Krishna Sanghavi: The earnings surprise could come from the consumer economy, which has had a tough time over the past 12-18 months. The capital goods sector also has strong order fulfillment momentum, which could surprise markets. However, valuations in this space may already reflect a faster fulfillment cycle.

What about IT? Is it on the list of things to avoid, or is there a chance for a surprise, perhaps a change of comment?
Krishna Sanghavi: The change in commentary could drive IT in the near future. Given the current global economic situation, especially in the US and Europe, a big earnings surprise in the near term may be difficult. However, focusing on the medium term, macro trends in outsourcing and the way these companies have evolved remain favorable. So IT could surprise us based on management commentary and customer visibility.

What are your thoughts on production as a topic?
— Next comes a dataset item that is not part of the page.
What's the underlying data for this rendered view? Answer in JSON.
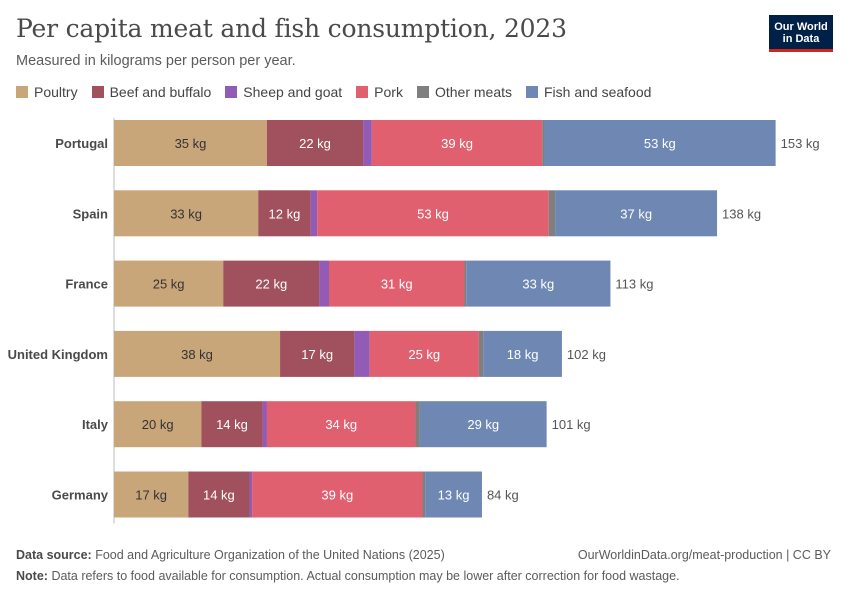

Do you have any specific budget expectations or tactical ideas?
Krishna Sanghavi: Manufacturing is a strong theme because of India’s large demographics, which can consume a variety of products at affordable prices. India is working on import substitution and export opportunities through initiatives like PLI and Atmanirbhar Bharat. While it is not ideal to predict specific budget measures, the macroeconomic outlook remains positive, suggesting manufacturing-led growth for the next three, five or seven years.

How hard is it to find investment ideas now? SIP data recently crossed 21,000 and many fund managers are struggling to find good ideas at current valuations. Do you face similar challenges, especially in the SMID space?
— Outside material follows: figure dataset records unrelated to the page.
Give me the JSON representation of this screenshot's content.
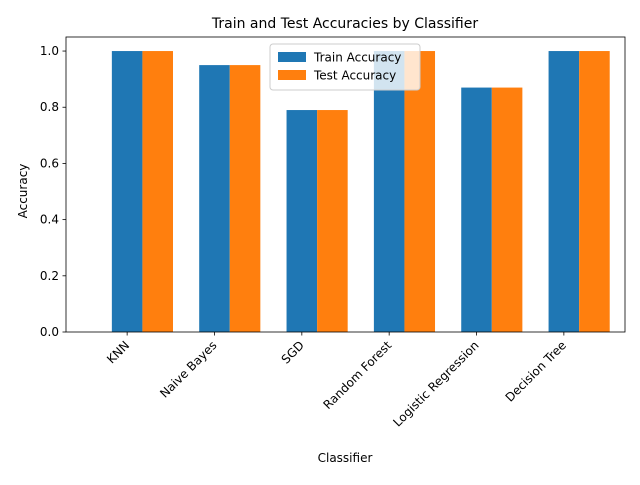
{
  "chart_data": {
    "type": "bar",
    "title": "Train and Test Accuracies by Classifier",
    "xlabel": "Classifier",
    "ylabel": "Accuracy",
    "categories": [
      "KNN",
      "Naive Bayes",
      "SGD",
      "Random Forest",
      "Logistic Regression",
      "Decision Tree"
    ],
    "series": [
      {
        "name": "Train Accuracy",
        "color": "#1f77b4",
        "values": [
          1.0,
          0.95,
          0.79,
          1.0,
          0.87,
          1.0
        ]
      },
      {
        "name": "Test Accuracy",
        "color": "#ff7f0e",
        "values": [
          1.0,
          0.95,
          0.79,
          1.0,
          0.87,
          1.0
        ]
      }
    ],
    "ylim": [
      0,
      1.05
    ],
    "yticks": [
      "0.0",
      "0.2",
      "0.4",
      "0.6",
      "0.8",
      "1.0"
    ],
    "x_tick_rotation": 45,
    "grid": false,
    "legend_position": "upper center"
  }
}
Krishna Sanghavi: The challenge is that the flow of money from customer demand or buying desire is higher than the available opportunities, which leads to valuation debates. Some stocks seem to have the next three or four years of earnings factored in, making them highly valued. However, looking at the broader market, large-caps offer reasonable value and potential earnings surprises over the next 6 to 12 months. Sectors such as energy, commodities, power and manufacturing offer reasonable opportunities. Manufacturing in particular is broad, spanning autos, consumer discretionary and pharmaceuticals, providing a range of investment opportunities. Despite the current influx of funds, finding value is a bit tricky.